È stata organizzata dall’instancabile Francesco Riva per accontentare quegli anziani, ancora svelti di mente ma non altrettanto di gambe, che volevano trascorrere un giorno diverso dal solito. Ed è andato tutto bene. Arrivati al Santuario, abbiamo partecipato alla Santa Messa celebrata da p. Virginio Simoncelli, missionario per tanti anni in Congo. Abbiamo pregato per tutti i nostri defunti e abbiamo chiesto l’intercessione di san Guido Maria Conforti. Al termine dell’Eucaristia, p. Ermanno Ferro ci ha spiegato con pacatezza e competenza un po’ di storia del santuario. Abbiamo potuto conoscere più da vicino mons. Conforti, fondatore dei saveriani e anche tutte le bellezze del santuario che attualmente raccoglie le sue spoglie.
Dopo il santuario, ecco la visita al Museo Cinese con le sue sorprese, i suoi cimeli e le sue meraviglie.
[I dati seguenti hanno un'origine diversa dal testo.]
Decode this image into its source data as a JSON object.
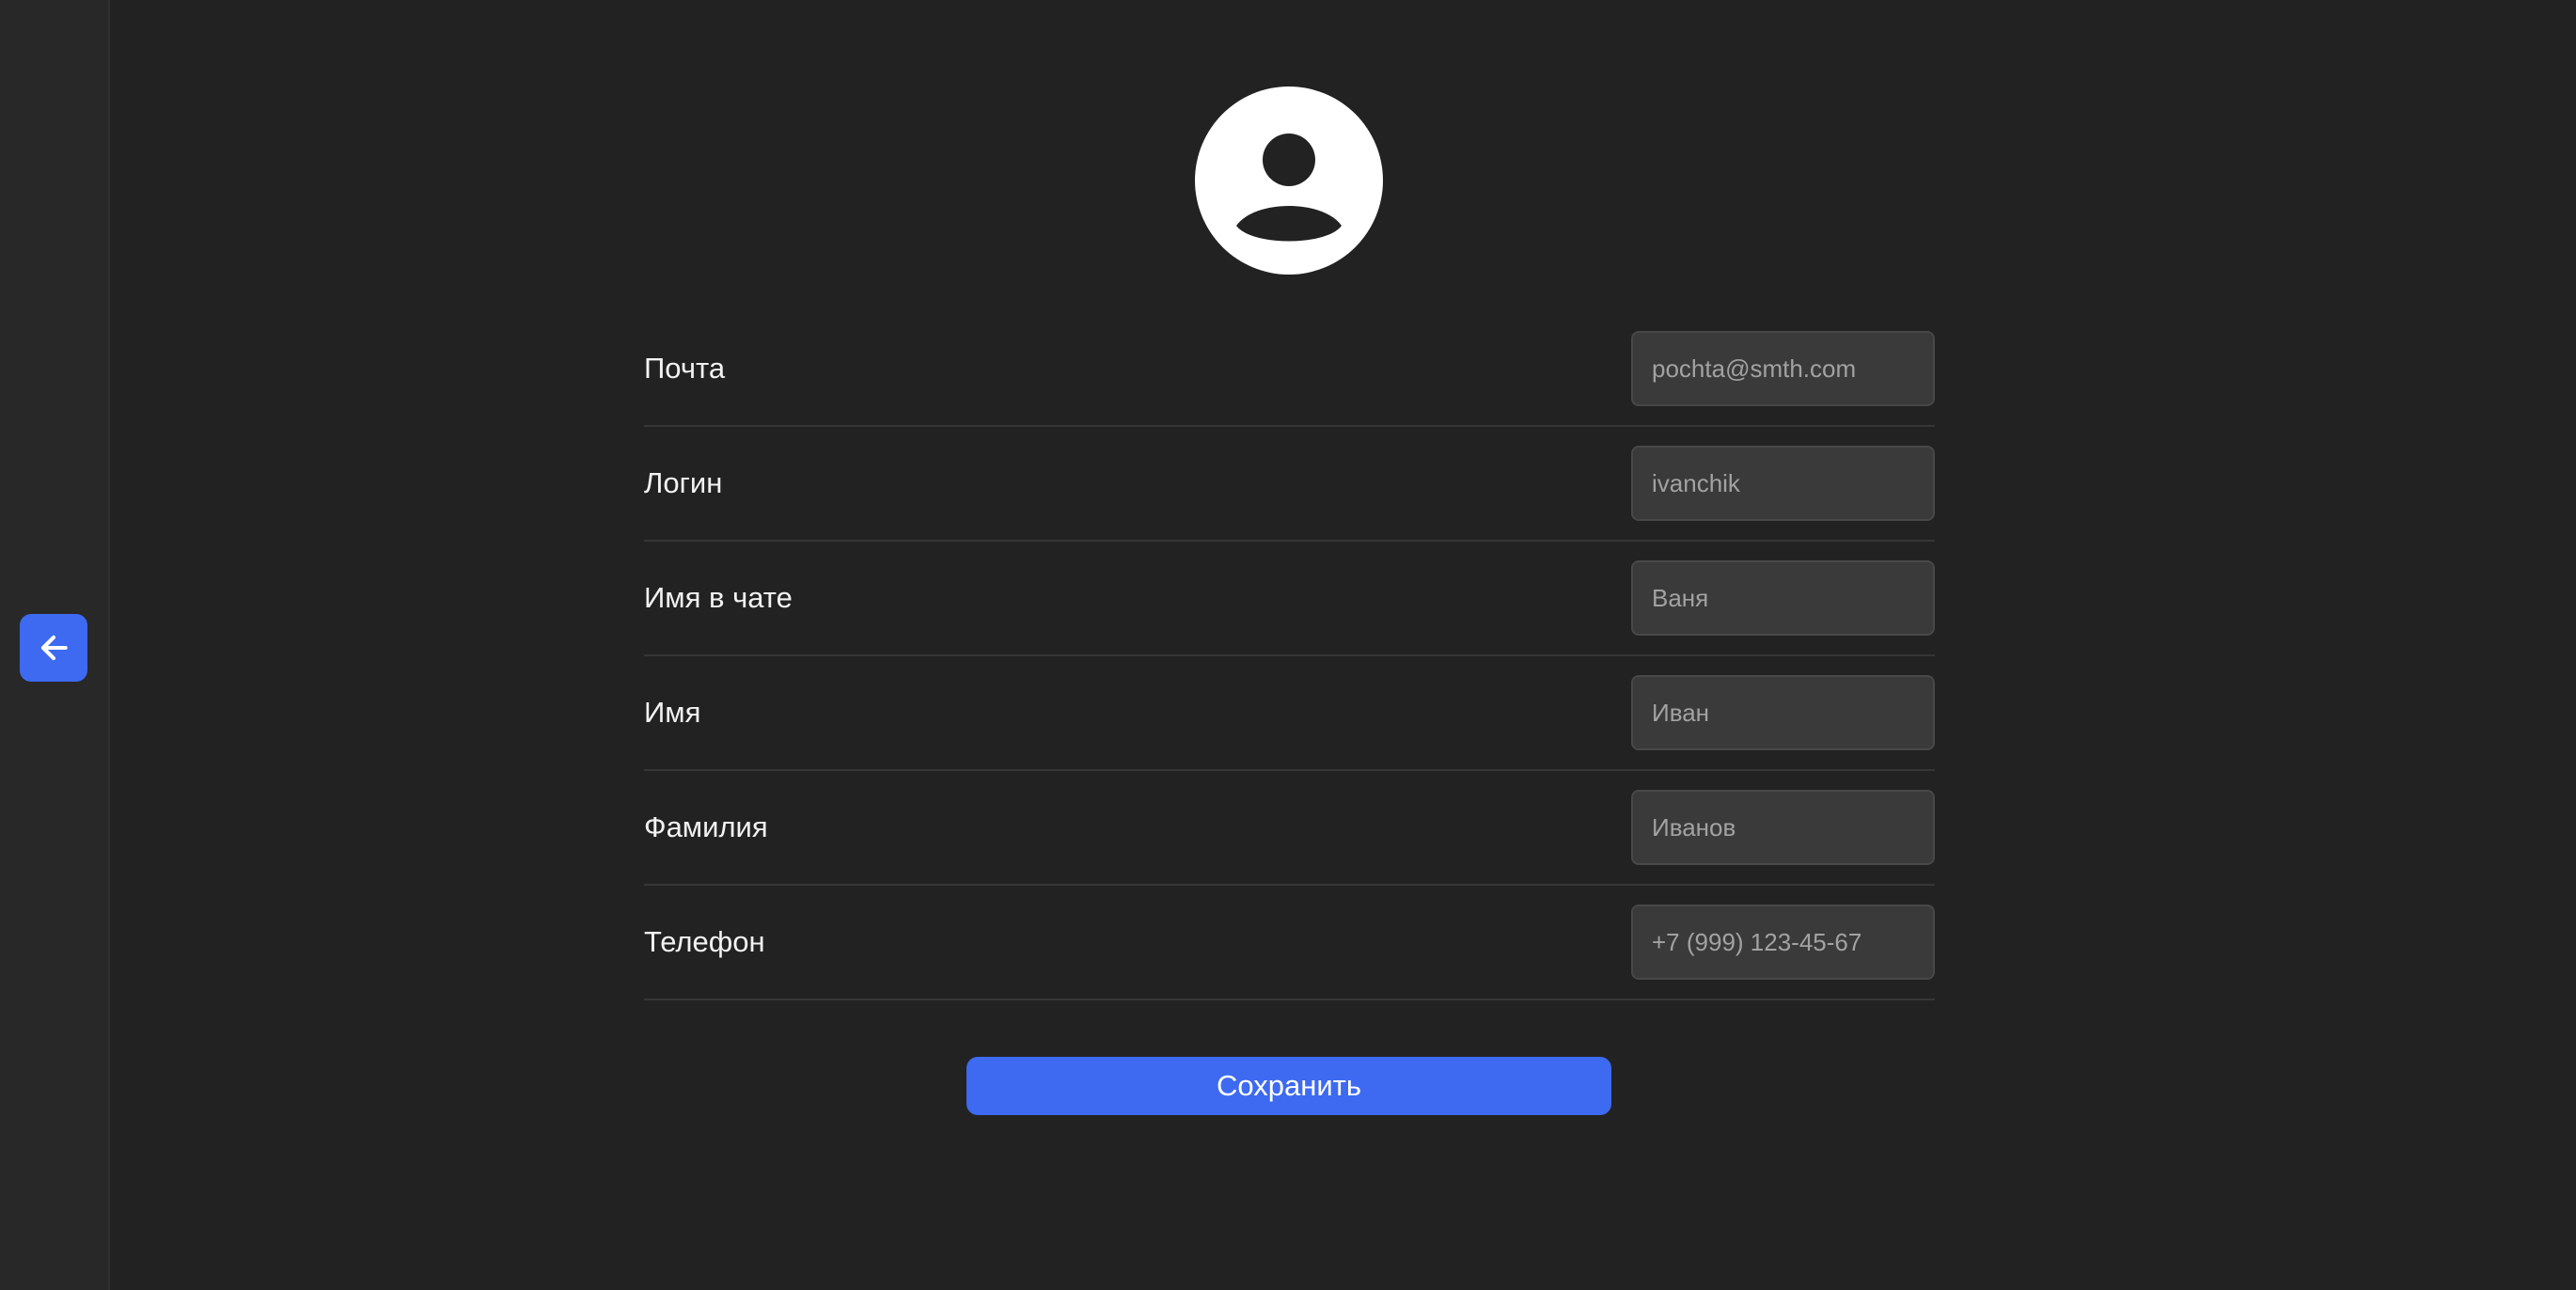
{
  "accent_color": "#3d6af0",
  "back_button": {
    "icon": "arrow-left-icon"
  },
  "avatar": {
    "icon": "user-avatar-icon"
  },
  "form": {
    "fields": [
      {
        "key": "email",
        "label": "Почта",
        "placeholder": "pochta@smth.com",
        "value": ""
      },
      {
        "key": "login",
        "label": "Логин",
        "placeholder": "ivanchik",
        "value": ""
      },
      {
        "key": "chatname",
        "label": "Имя в чате",
        "placeholder": "Ваня",
        "value": ""
      },
      {
        "key": "name",
        "label": "Имя",
        "placeholder": "Иван",
        "value": ""
      },
      {
        "key": "surname",
        "label": "Фамилия",
        "placeholder": "Иванов",
        "value": ""
      },
      {
        "key": "phone",
        "label": "Телефон",
        "placeholder": "+7 (999) 123-45-67",
        "value": ""
      }
    ],
    "save_label": "Сохранить"
  }
}
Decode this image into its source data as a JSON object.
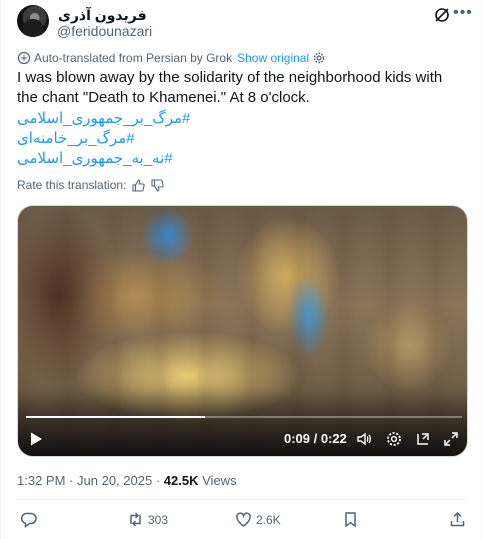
{
  "author": {
    "display_name": "فریدون آذری",
    "handle": "@feridounazari"
  },
  "translation": {
    "note": "Auto-translated from Persian by Grok",
    "show_original": "Show original"
  },
  "tweet": {
    "text": "I was blown away by the solidarity of the neighborhood kids with the chant \"Death to Khamenei.\" At 8 o'clock.",
    "hashtags": [
      "#مرگ_بر_جمهوری_اسلامی",
      "#مرگ_بر_خامنه‌ای",
      "#نه_به_جمهوری_اسلامی"
    ]
  },
  "rate": {
    "label": "Rate this translation:"
  },
  "video": {
    "time_display": "0:09 / 0:22",
    "progress": 0.41
  },
  "meta": {
    "time": "1:32 PM",
    "separator": "·",
    "date": "Jun 20, 2025",
    "views_count": "42.5K",
    "views_label": "Views"
  },
  "actions": {
    "replies": "",
    "reposts": "303",
    "likes": "2.6K"
  },
  "colors": {
    "accent": "#1d9bf0",
    "text": "#0f1419",
    "muted": "#536471"
  }
}
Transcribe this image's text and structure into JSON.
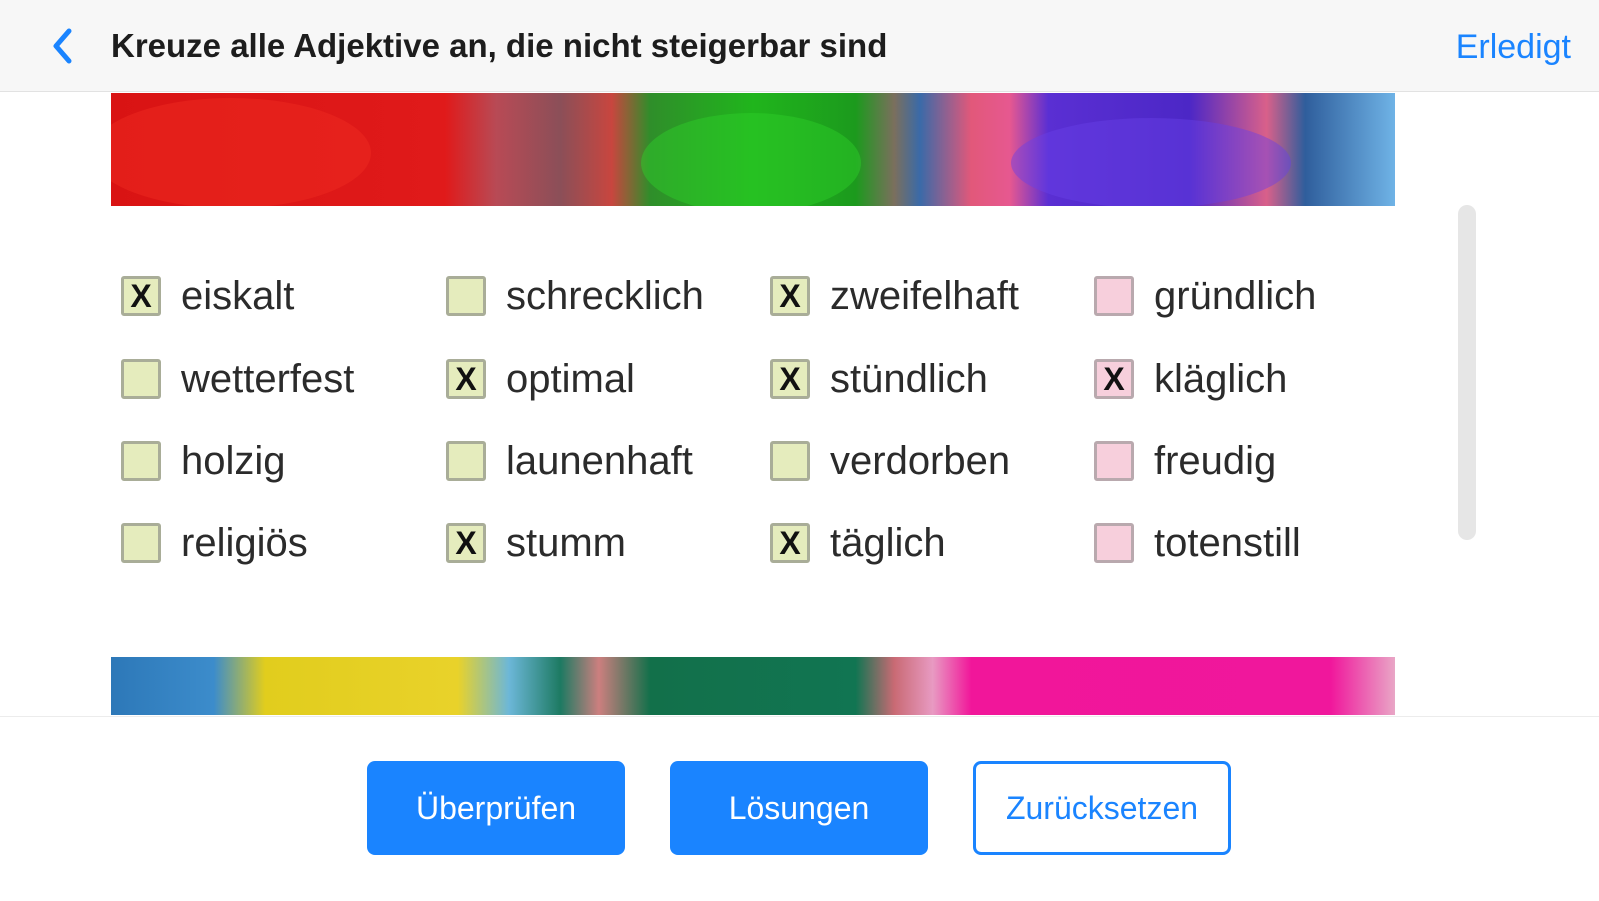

Tutto abbiamo ammirato ed apprezzato, finché lo stomaco ha fatto valere i suoi diritti. Un pasto condiviso in fraternità e cordialità ha concluso la nostra giornata “saveriana”. Eccoci allora sulla via del ritorno, avendo ancora davanti agli occhi lo splendore del santuario e nel cuore le sapienti spiegazioni di p. Ermanno. Un grazie di cuore ai missionari di Parma. Speriamo, con l’aiuto del Signore, di poter tornare presto a trovarli.